Harmful algae blooms (HABs) in coastal marine systems are an increasingly frequent and intense event that affects the human and ecosystem health and impacts regional economies [1,2]. In recent years, reports on HAB incidences have increased, raising serious concerns [3] of climate change on accelerating their frequency [4]. The detection and monitoring of HABs is traditionally based on direct observations, i.e. field samplings at fixed sampling stations [5,6]. However, there is a need for development of new systems for detection and monitoring of HABs that will be capable of providing in real or quasi real time, synoptic environmental intelligence in order to guide tactical decisions of the industries and authorities. The last decades are witnessing a revolution in Earth observation capabilities for global surface water observation with new missions (e.g.

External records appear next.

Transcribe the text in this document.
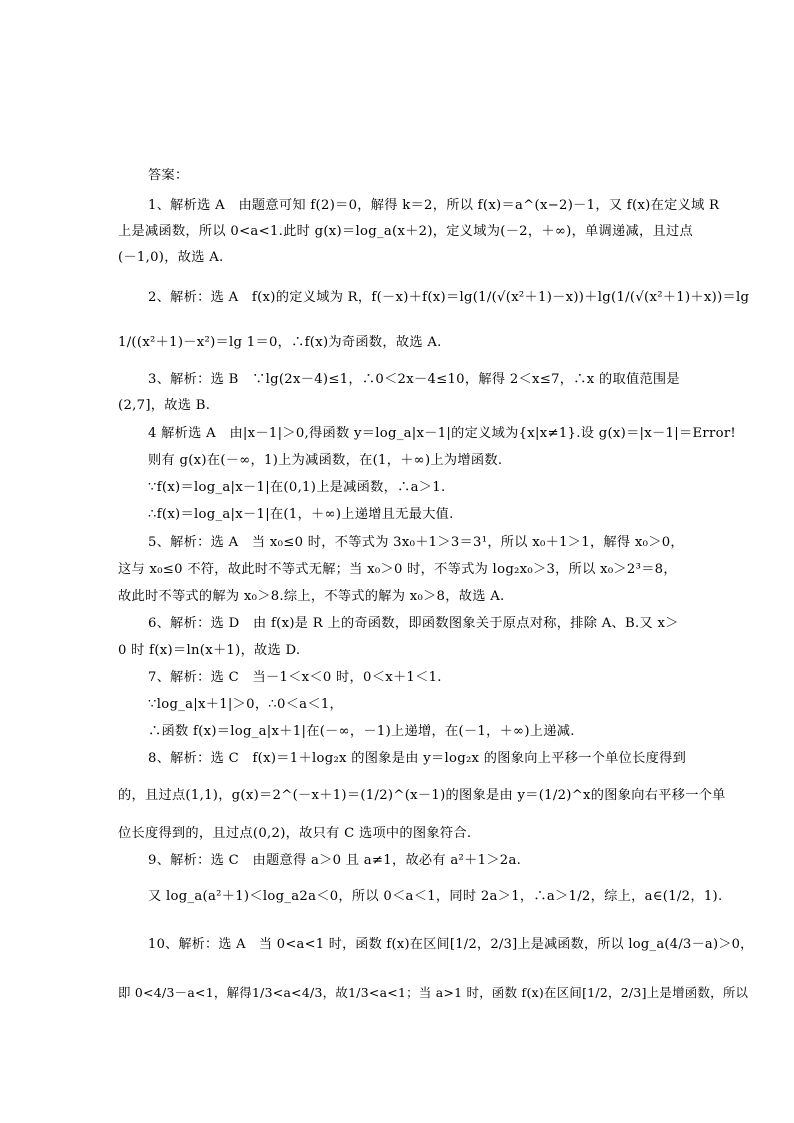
答案：
1、解析选 A　由题意可知 f(2)＝0，解得 k＝2，所以 f(x)＝a^(x−2)－1，又 f(x)在定义域 R
上是减函数，所以 0<a<1.此时 g(x)＝log_a(x＋2)，定义域为(－2，＋∞)，单调递减，且过点
(－1,0)，故选 A.
2、解析：选 A　f(x)的定义域为 R，f(－x)＋f(x)＝lg(1/(√(x²＋1)－x))＋lg(1/(√(x²＋1)＋x))＝lg
1/((x²＋1)－x²)＝lg 1＝0，∴f(x)为奇函数，故选 A.
3、解析：选 B　∵lg(2x－4)≤1，∴0＜2x－4≤10，解得 2＜x≤7，∴x 的取值范围是
(2,7]，故选 B.
4 解析选 A　由|x－1|＞0,得函数 y＝log_a|x－1|的定义域为{x|x≠1}.设 g(x)＝|x－1|＝Error!
则有 g(x)在(－∞，1)上为减函数，在(1，＋∞)上为增函数.
∵f(x)＝log_a|x－1|在(0,1)上是减函数，∴a＞1.
∴f(x)＝log_a|x－1|在(1，＋∞)上递增且无最大值.
5、解析：选 A　当 x₀≤0 时，不等式为 3x₀＋1＞3＝3¹，所以 x₀＋1＞1，解得 x₀＞0，
这与 x₀≤0 不符，故此时不等式无解；当 x₀＞0 时，不等式为 log₂x₀＞3，所以 x₀＞2³＝8，
故此时不等式的解为 x₀＞8.综上，不等式的解为 x₀＞8，故选 A.
6、解析：选 D　由 f(x)是 R 上的奇函数，即函数图象关于原点对称，排除 A、B.又 x＞
0 时 f(x)＝ln(x＋1)，故选 D.
7、解析：选 C　当－1＜x＜0 时，0＜x＋1＜1.
∵log_a|x＋1|＞0，∴0＜a＜1，
∴函数 f(x)＝log_a|x＋1|在(－∞，－1)上递增，在(－1，＋∞)上递减.
8、解析：选 C　f(x)＝1＋log₂x 的图象是由 y＝log₂x 的图象向上平移一个单位长度得到
的，且过点(1,1)，g(x)＝2^(－x＋1)＝(1/2)^(x－1)的图象是由 y＝(1/2)^x的图象向右平移一个单
位长度得到的，且过点(0,2)，故只有 C 选项中的图象符合.
9、解析：选 C　由题意得 a＞0 且 a≠1，故必有 a²＋1＞2a.
又 log_a(a²＋1)＜log_a2a＜0，所以 0＜a＜1，同时 2a＞1，∴a＞1/2，综上，a∈(1/2，1).
10、解析：选 A　当 0<a<1 时，函数 f(x)在区间[1/2，2/3]上是减函数，所以 log_a(4/3－a)＞0，
即 0<4/3－a<1，解得1/3<a<4/3，故1/3<a<1；当 a>1 时，函数 f(x)在区间[1/2，2/3]上是增函数，所以
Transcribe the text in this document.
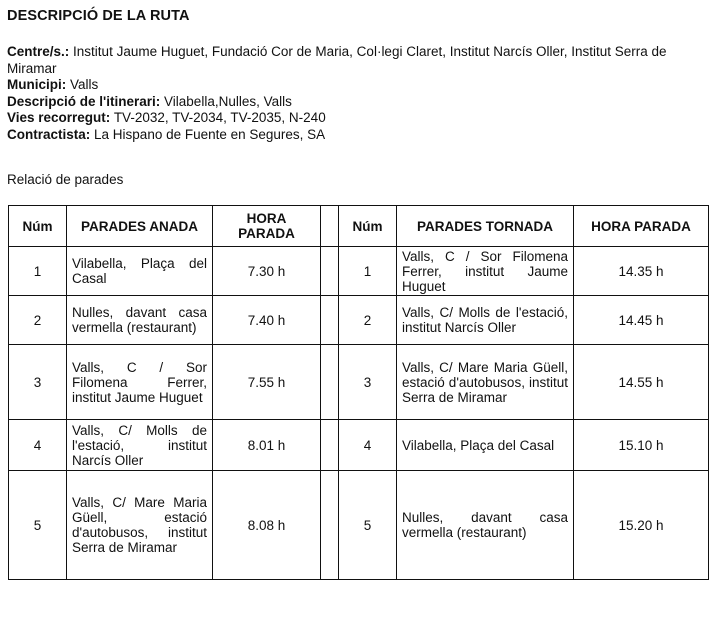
DESCRIPCIÓ DE LA RUTA
Centre/s.: Institut Jaume Huguet, Fundació Cor de Maria, Col·legi Claret, Institut Narcís Oller, Institut Serra de Miramar
Municipi: Valls
Descripció de l'itinerari: Vilabella,Nulles, Valls
Vies recorregut: TV-2032, TV-2034, TV-2035, N-240
Contractista: La Hispano de Fuente en Segures, SA
Relació de parades
Núm	PARADES ANADA	HORA PARADA		Núm	PARADES TORNADA	HORA PARADA
1	Vilabella, Plaça del Casal	7.30 h		1	Valls, C / Sor Filomena Ferrer, institut Jaume Huguet	14.35 h
2	Nulles, davant casa vermella (restaurant)	7.40 h		2	Valls, C/ Molls de l'estació, institut Narcís Oller	14.45 h
3	Valls, C / Sor Filomena Ferrer, institut Jaume Huguet	7.55 h		3	Valls, C/ Mare Maria Güell, estació d'autobusos, institut Serra de Miramar	14.55 h
4	Valls, C/ Molls de l'estació, institut Narcís Oller	8.01 h		4	Vilabella, Plaça del Casal	15.10 h
5	Valls, C/ Mare Maria Güell, estació d'autobusos, institut Serra de Miramar	8.08 h		5	Nulles, davant casa vermella (restaurant)	15.20 h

Sentinel) [7]. The increasing availability of satellite data from these missions has profoundly transformed the approaches to monitor and sustainably manage coastal environments [8].

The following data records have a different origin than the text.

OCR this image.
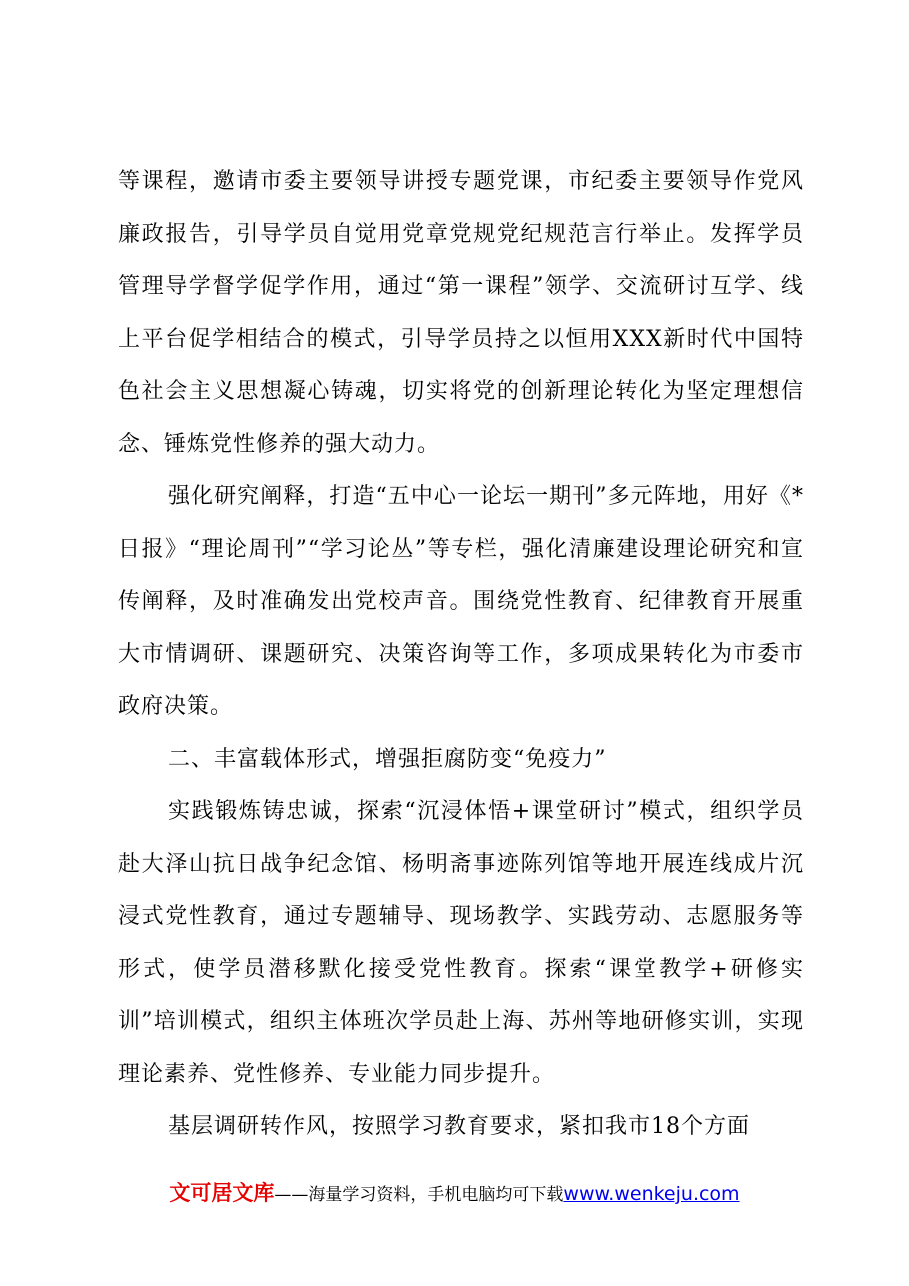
等课程，邀请市委主要领导讲授专题党课，市纪委主要领导作党风廉政报告，引导学员自觉用党章党规党纪规范言行举止。发挥学员管理导学督学促学作用，通过“第一课程”领学、交流研讨互学、线上平台促学相结合的模式，引导学员持之以恒用XXX新时代中国特色社会主义思想凝心铸魂，切实将党的创新理论转化为坚定理想信念、锤炼党性修养的强大动力。

强化研究阐释，打造“五中心一论坛一期刊”多元阵地，用好《*日报》“理论周刊”“学习论丛”等专栏，强化清廉建设理论研究和宣传阐释，及时准确发出党校声音。围绕党性教育、纪律教育开展重大市情调研、课题研究、决策咨询等工作，多项成果转化为市委市政府决策。

二、丰富载体形式，增强拒腐防变“免疫力”

实践锻炼铸忠诚，探索“沉浸体悟+课堂研讨”模式，组织学员赴大泽山抗日战争纪念馆、杨明斋事迹陈列馆等地开展连线成片沉浸式党性教育，通过专题辅导、现场教学、实践劳动、志愿服务等形式，使学员潜移默化接受党性教育。探索“课堂教学+研修实训”培训模式，组织主体班次学员赴上海、苏州等地研修实训，实现理论素养、党性修养、专业能力同步提升。

基层调研转作风，按照学习教育要求，紧扣我市18个方面

文可居文库——海量学习资料，手机电脑均可下载www.wenkeju.com
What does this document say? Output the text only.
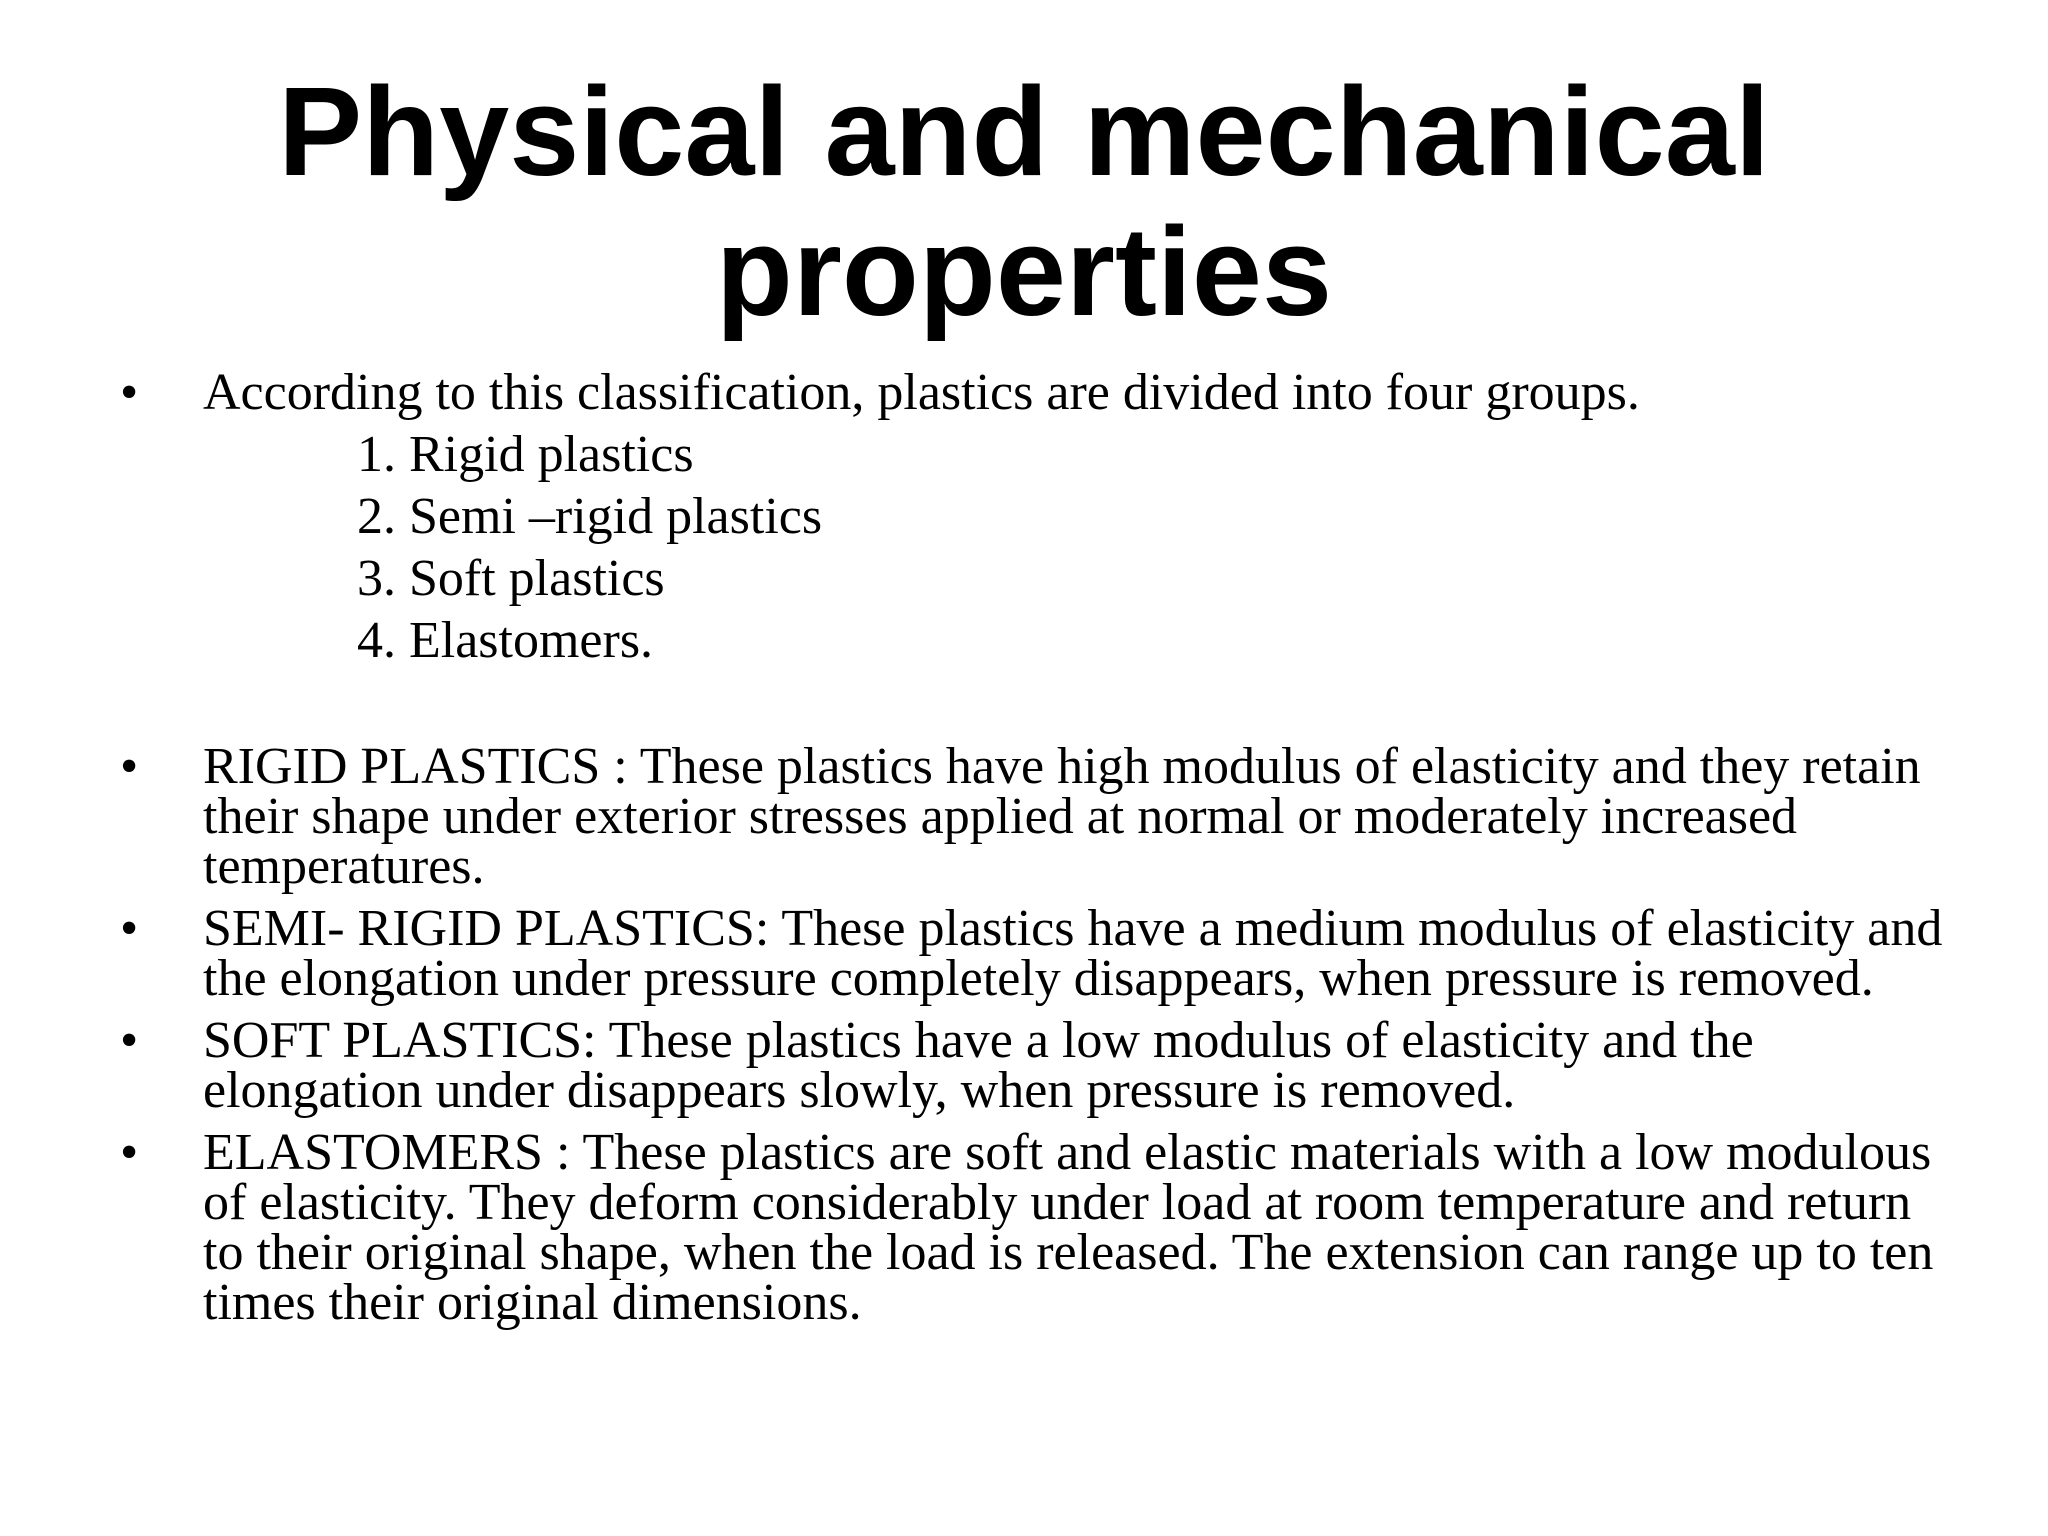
Physical and mechanical
properties
•	According to this classification, plastics are divided into four groups.
1. Rigid plastics
2. Semi –rigid plastics
3. Soft plastics
4. Elastomers.
•	RIGID PLASTICS : These plastics have high modulus of elasticity and they retain
their shape under exterior stresses applied at normal or moderately increased
temperatures.
•	SEMI- RIGID PLASTICS: These plastics have a medium modulus of elasticity and
the elongation under pressure completely disappears, when pressure is removed.
•	SOFT PLASTICS: These plastics have a low modulus of elasticity and the
elongation under disappears slowly, when pressure is removed.
•	ELASTOMERS : These plastics are soft and elastic materials with a low modulous
of elasticity. They deform considerably under load at room temperature and return
to their original shape, when the load is released. The extension can range up to ten
times their original dimensions.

Remote sensing detection (RS) of HABs is usually based on the retrieval of chlorophyll a (chl-a) as a proxy [9]. Chl-a concentration provides valuable information on phytoplankton biomass but doesn’t discriminate the HAB species from the phytoplankton community. As a result, the HAB-forming species can remain undefined, limiting the direct identification of the specific risks. Species indicator algorithms have been suggested for the direct detection of specific HAB species or taxa from satellite water colour data [10,11,12]. These indicators are founded on the basis that some species have distinct water colour spectra, which can be differentiated by optical sensors. For example, algorithms have been developed to exploit the distinctive features of Karenia brevis in the red part of the electromagnetic spectrum [13,14], and the unique spectral curvatures of taxa such as Coccolithophores [15,16,17] and Trichodesmium [18,19,20].

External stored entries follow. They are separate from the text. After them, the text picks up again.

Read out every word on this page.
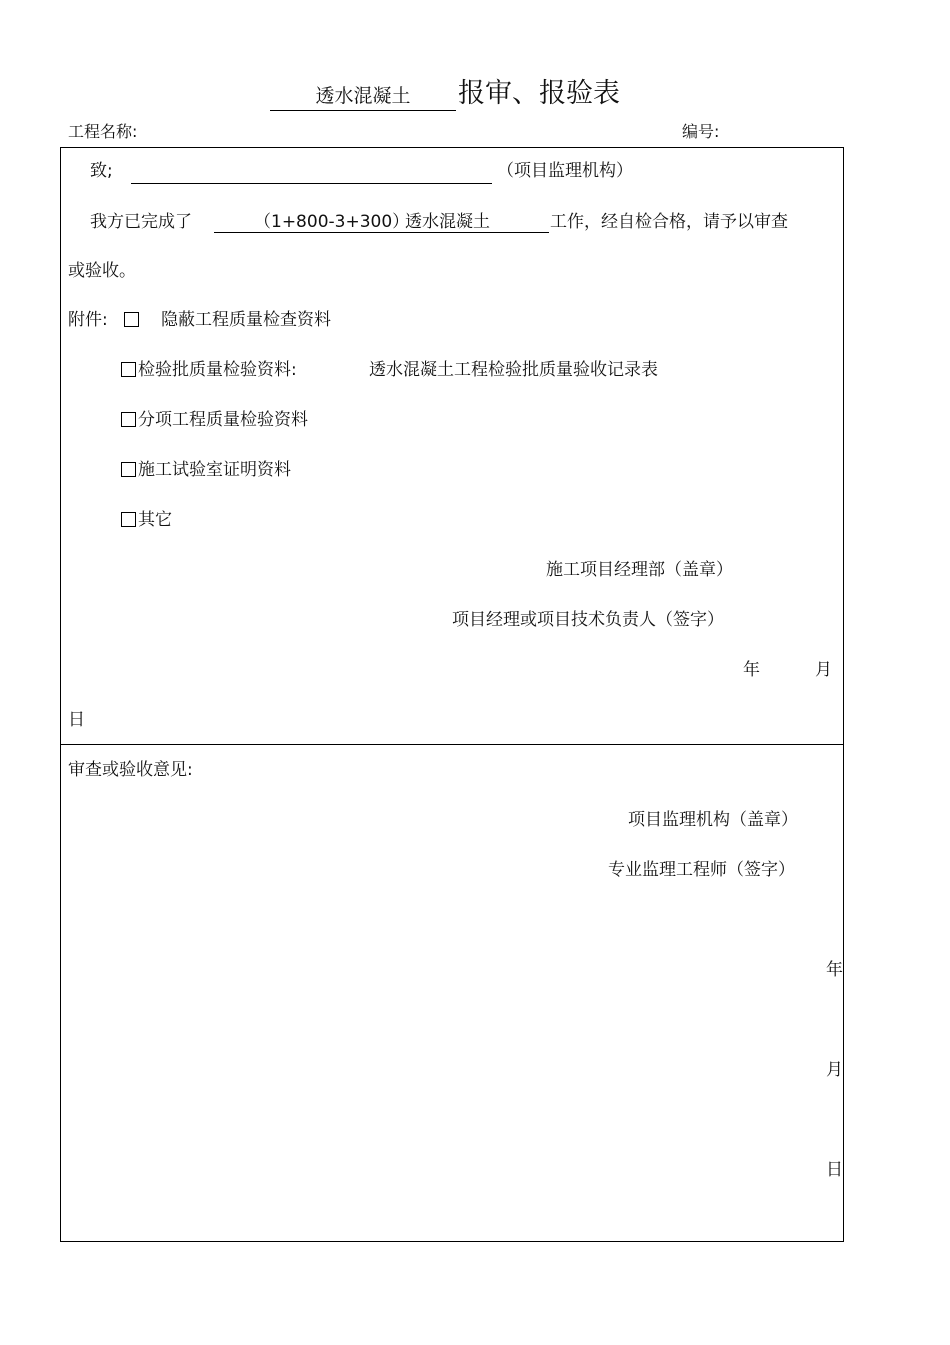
透水混凝土	报审、报验表
工程名称:	编号:
致;	（项目监理机构）
我方已完成了	（1+800-3+300）
透水混凝土	工作，经自检合格，请予以审查
或验收。
附件:	隐蔽工程质量检查资料
检验批质量检验资料:	透水混凝土工程检验批质量验收记录表
分项工程质量检验资料
施工试验室证明资料
其它
施工项目经理部（盖章）
项目经理或项目技术负责人（签字）
年	月
日
审查或验收意见:
项目监理机构（盖章）
专业监理工程师（签字）
年
月
日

Spectral band ratios, bio-optical models, data-driven methods and combinations of these have been deployed for development of species- or taxa-specific algorithms. [21] summarised the specific challenges associated with the development of HAB detection algorithms from satellite sensors. They highlighted the limitations with regards to the number and position of spectral bands needed to capture the distinctive spectral features of specific species. Moreover, spectral signatures are the result of light interaction with different species, not only the target species, but also with other inorganic and organic components especially in optically complex waters [22]. In order to deal with these drawbacks and gain a deeper insight into the species behaviour, indicators proposed by different authors usually integrate ancillary data [23].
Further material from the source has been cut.